Ginge es nach Jürgen Zimmerer, wäre die große Wandkarte hinter seinem Schreibtisch nie entstanden. Vor über hundert Jahren hatten deutsche Geografen Deutsch-Südwestafrika, das heutige Namibia, akribisch vermessen und zu Papier gebracht:
"Das ist ein Faksimile der Kriegskarte der deutschen Schutztruppe unter von Trotha im Genozid an den Herero und Nama. Und das ist halt wichtig, weil da praktisch die ganzen historischen Orte, wo die Gefechte et cetera waren, aufzufinden sind."
Schätzungen gehen von bis zu 100.000 Herero und Nama aus, die erschossen wurden oder verdursteten. Deutsche Soldaten hatten die Menschen in die weite Omaheke-Wüste getrieben und danach alle Wasserlöcher mit ihren Kanonen, Gewehren und Bajonetten abgeriegelt.
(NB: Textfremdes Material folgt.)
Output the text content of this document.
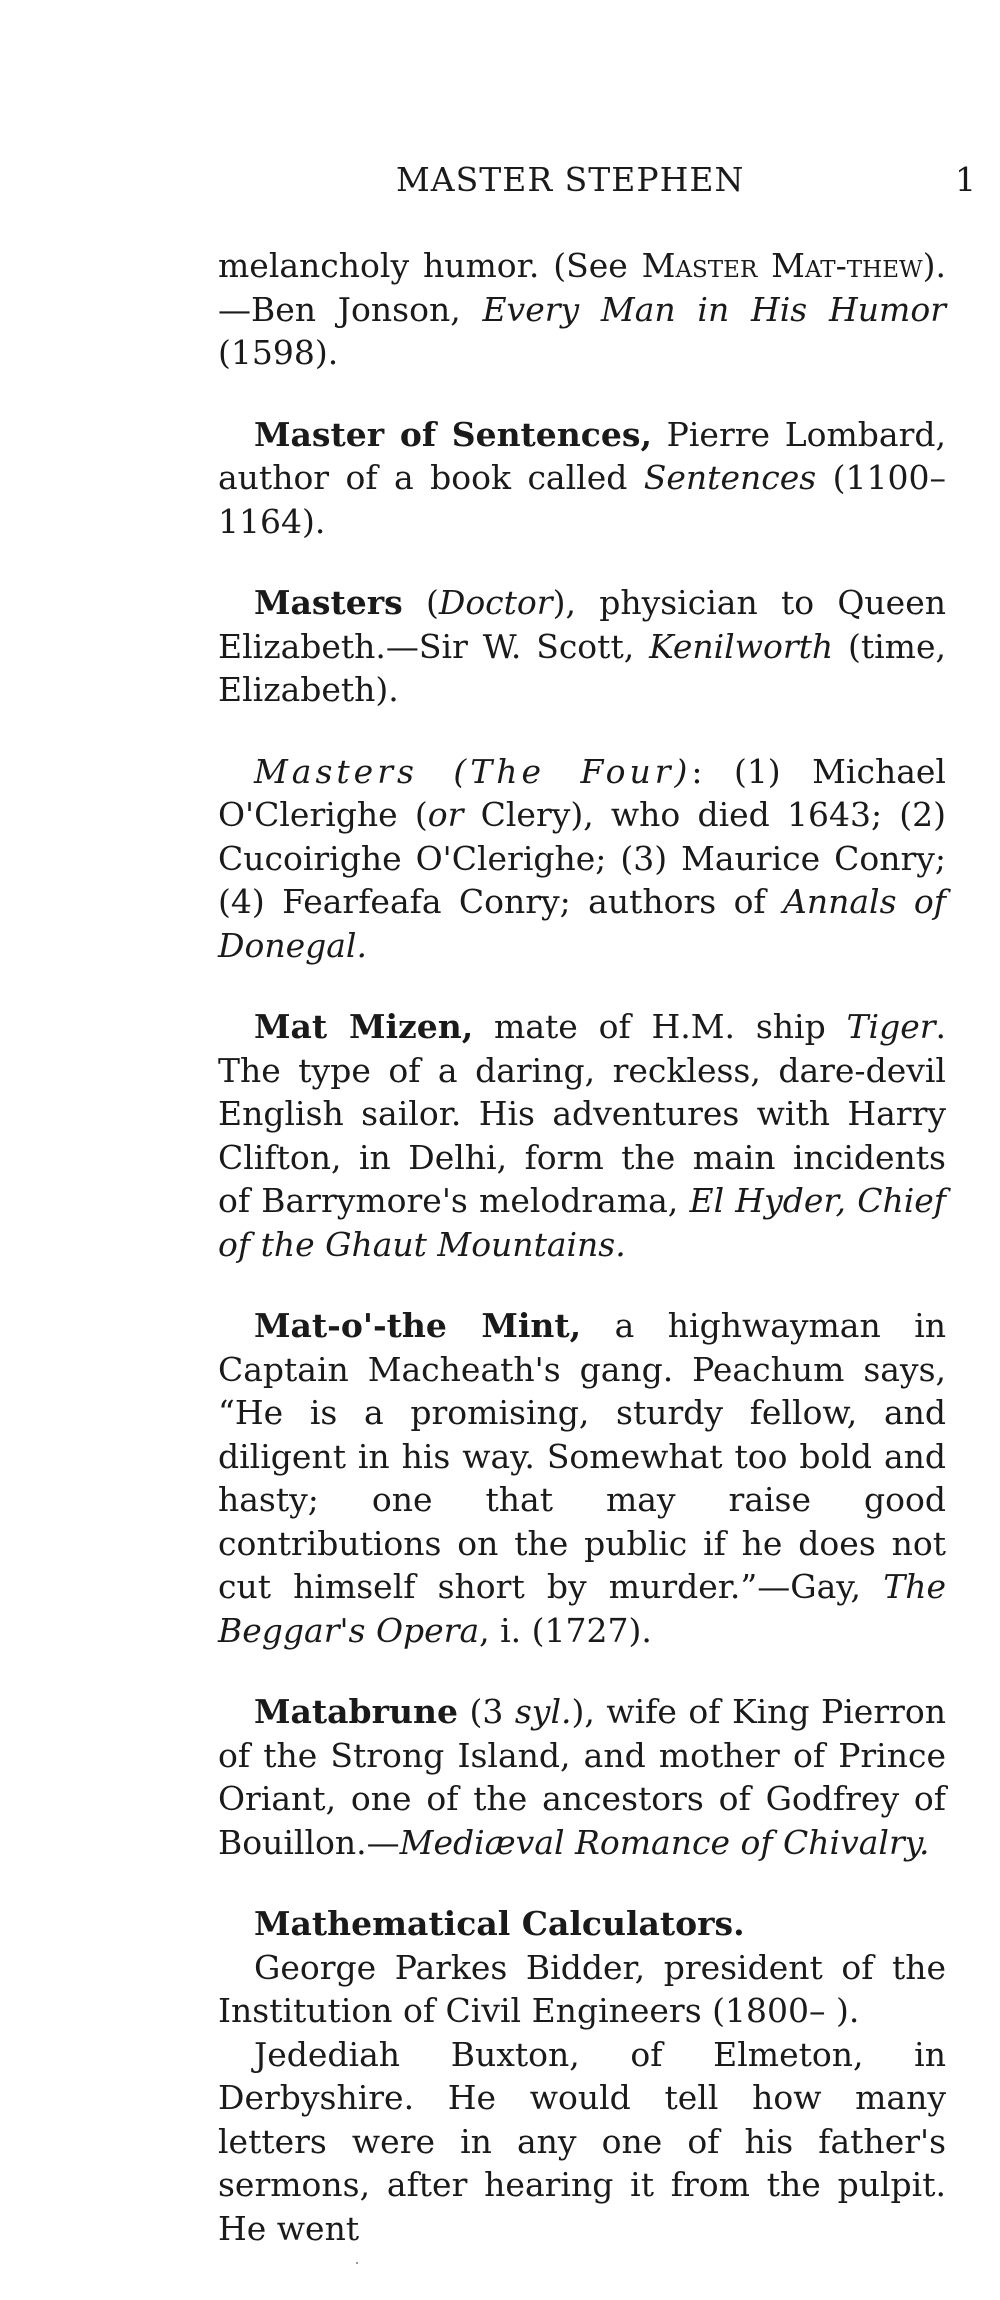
MASTER STEPHEN	1

melancholy humor. (See Master Mat-thew).—Ben Jonson, Every Man in His Humor (1598).

Master of Sentences, Pierre Lombard, author of a book called Sentences (1100–1164).

Masters (Doctor), physician to Queen Elizabeth.—Sir W. Scott, Kenilworth (time, Elizabeth).

Masters (The Four): (1) Michael O'Clerighe (or Clery), who died 1643; (2) Cucoirighe O'Clerighe; (3) Maurice Conry; (4) Fearfeafa Conry; authors of Annals of Donegal.

Mat Mizen, mate of H.M. ship Tiger. The type of a daring, reckless, dare-devil English sailor. His adventures with Harry Clifton, in Delhi, form the main incidents of Barrymore's melodrama, El Hyder, Chief of the Ghaut Mountains.

Mat-o'-the Mint, a highwayman in Captain Macheath's gang. Peachum says, “He is a promising, sturdy fellow, and diligent in his way. Somewhat too bold and hasty; one that may raise good contributions on the public if he does not cut himself short by murder.”—Gay, The Beggar's Opera, i. (1727).

Matabrune (3 syl.), wife of King Pierron of the Strong Island, and mother of Prince Oriant, one of the ancestors of Godfrey of Bouillon.—Mediæval Romance of Chivalry.

Mathematical Calculators.

George Parkes Bidder, president of the Institution of Civil Engineers (1800– ).

Jedediah Buxton, of Elmeton, in Derbyshire. He would tell how many letters were in any one of his father's sermons, after hearing it from the pulpit. He went
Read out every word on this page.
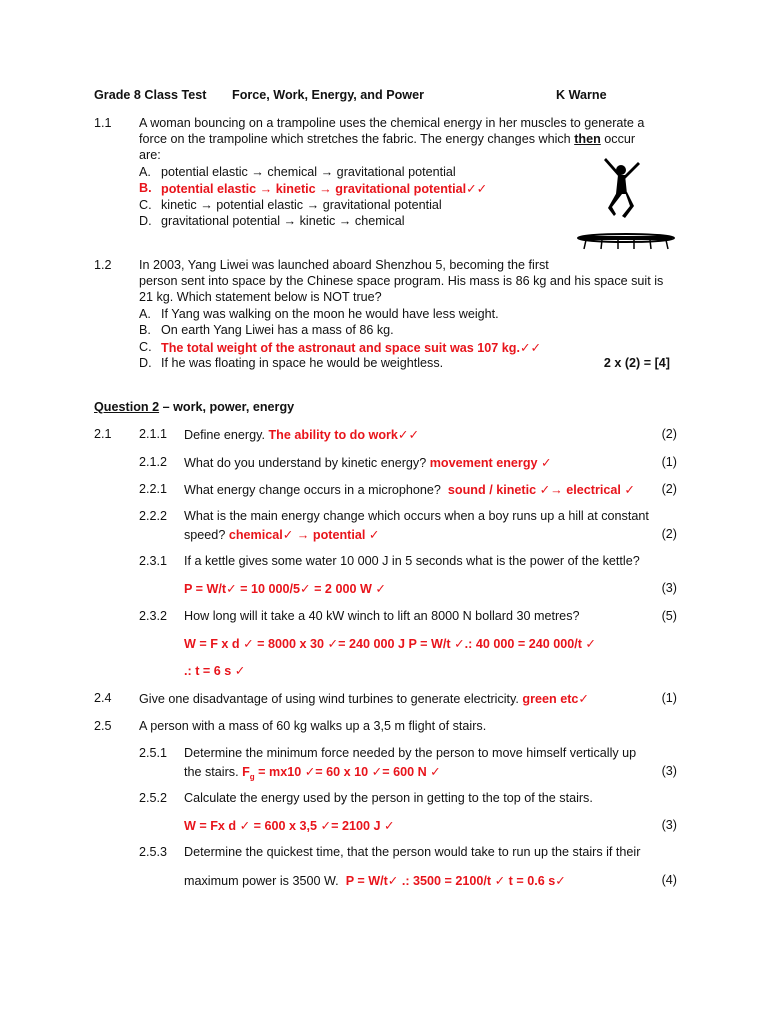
Grade 8 Class Test Force, Work, Energy, and Power	K Warne
1.1 A woman bouncing on a trampoline uses the chemical energy in her muscles to generate a
force on the trampoline which stretches the fabric. The energy changes which then occur
are:
A. potential elastic → chemical → gravitational potential
B. potential elastic → kinetic → gravitational potential✓✓
C. kinetic → potential elastic → gravitational potential
D. gravitational potential → kinetic → chemical
1.2 In 2003, Yang Liwei was launched aboard Shenzhou 5, becoming the first
person sent into space by the Chinese space program. His mass is 86 kg and his space suit is
21 kg. Which statement below is NOT true?
A. If Yang was walking on the moon he would have less weight.
B. On earth Yang Liwei has a mass of 86 kg.
C. The total weight of the astronaut and space suit was 107 kg.✓✓
D. If he was floating in space he would be weightless.	2 x (2) = [4]
Question 2 – work, power, energy
2.1 2.1.1 Define energy. The ability to do work✓✓	(2)
2.1.2 What do you understand by kinetic energy? movement energy ✓	(1)
2.2.1 What energy change occurs in a microphone? sound / kinetic ✓→ electrical ✓	(2)
2.2.2 What is the main energy change which occurs when a boy runs up a hill at constant
speed? chemical✓ → potential ✓	(2)
2.3.1 If a kettle gives some water 10 000 J in 5 seconds what is the power of the kettle?
P = W/t✓ = 10 000/5✓ = 2 000 W ✓	(3)
2.3.2 How long will it take a 40 kW winch to lift an 8000 N bollard 30 metres?	(5)
W = F x d ✓ = 8000 x 30 ✓= 240 000 J P = W/t ✓.: 40 000 = 240 000/t ✓
.: t = 6 s ✓
2.4 Give one disadvantage of using wind turbines to generate electricity. green etc✓	(1)
2.5 A person with a mass of 60 kg walks up a 3,5 m flight of stairs.
2.5.1 Determine the minimum force needed by the person to move himself vertically up
the stairs. $F_g = mx10$ ✓= 60 x 10 ✓= 600 N ✓	(3)
2.5.2 Calculate the energy used by the person in getting to the top of the stairs.
W = Fx d ✓ = 600 x 3,5 ✓= 2100 J ✓	(3)
2.5.3 Determine the quickest time, that the person would take to run up the stairs if their
maximum power is 3500 W. P = W/t✓ .: 3500 = 2100/t ✓ t = 0.6 s✓	(4)
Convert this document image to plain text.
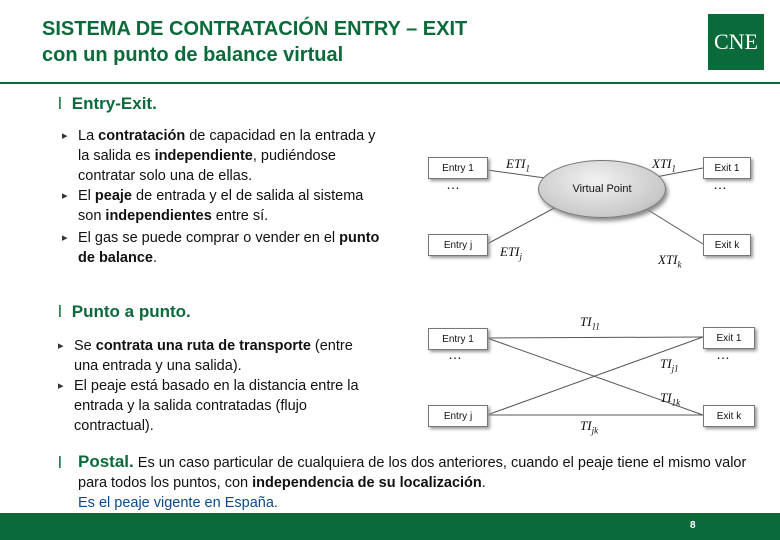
SISTEMA DE CONTRATACIÓN ENTRY – EXIT
con un punto de balance virtual
CNE
l Entry-Exit.
▸ La contratación de capacidad en la entrada y la salida es independiente, pudiéndose contratar solo una de ellas.
▸ El peaje de entrada y el de salida al sistema son independientes entre sí.
▸ El gas se puede comprar o vender en el punto de balance.
Entry 1
…
Entry j
Exit 1
…
Exit k
Virtual Point
$ETI_1$
$ETI_j$
$XTI_1$
$XTI_k$
l Punto a punto.
▸ Se contrata una ruta de transporte (entre una entrada y una salida).
▸ El peaje está basado en la distancia entre la entrada y la salida contratadas (flujo contractual).
Entry 1
…
Entry j
Exit 1
…
Exit k
$TI_{11}$
$TI_{j1}$
$TI_{1k}$
$TI_{jk}$
l Postal. Es un caso particular de cualquiera de los dos anteriores, cuando el peaje tiene el mismo valor para todos los puntos, con independencia de su localización.
Es el peaje vigente en España.
8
Eine Verordnung für Ausbeutung

Der deutsche Kolonialismus kam spät, aber dafür umso gründlicher und brutaler, sagt Zimmerer:
"Das Systematische der Ausbeutung – das hatte mich damals schon eigentlich beschäftigt. Ausgebeutet haben Kolonialisten immer. Aber in Deutsch-Südwestafrika hat man dazu eine Verordnung erlassen. Da hat man dazu die Obrigkeit genau geregelt. Wie viel Hiebe darf man jemandem geben? Wie dick darf das Tauende sein, welche Peitsche ist noch erlaubt? Darf man Schwangere auspeitschen oder nicht? Und ich stand davor und dachte: 'Das kann ja nicht wahr sein!'"
Die Idee einer überlegenen weißen Rasse, die Rassenlehre, die Entmenschlichung und Vernichtung der "Anderen" gab es eben schon lange vor dem Aufstieg der Nationalsozialisten, nicht nur in Deutschland.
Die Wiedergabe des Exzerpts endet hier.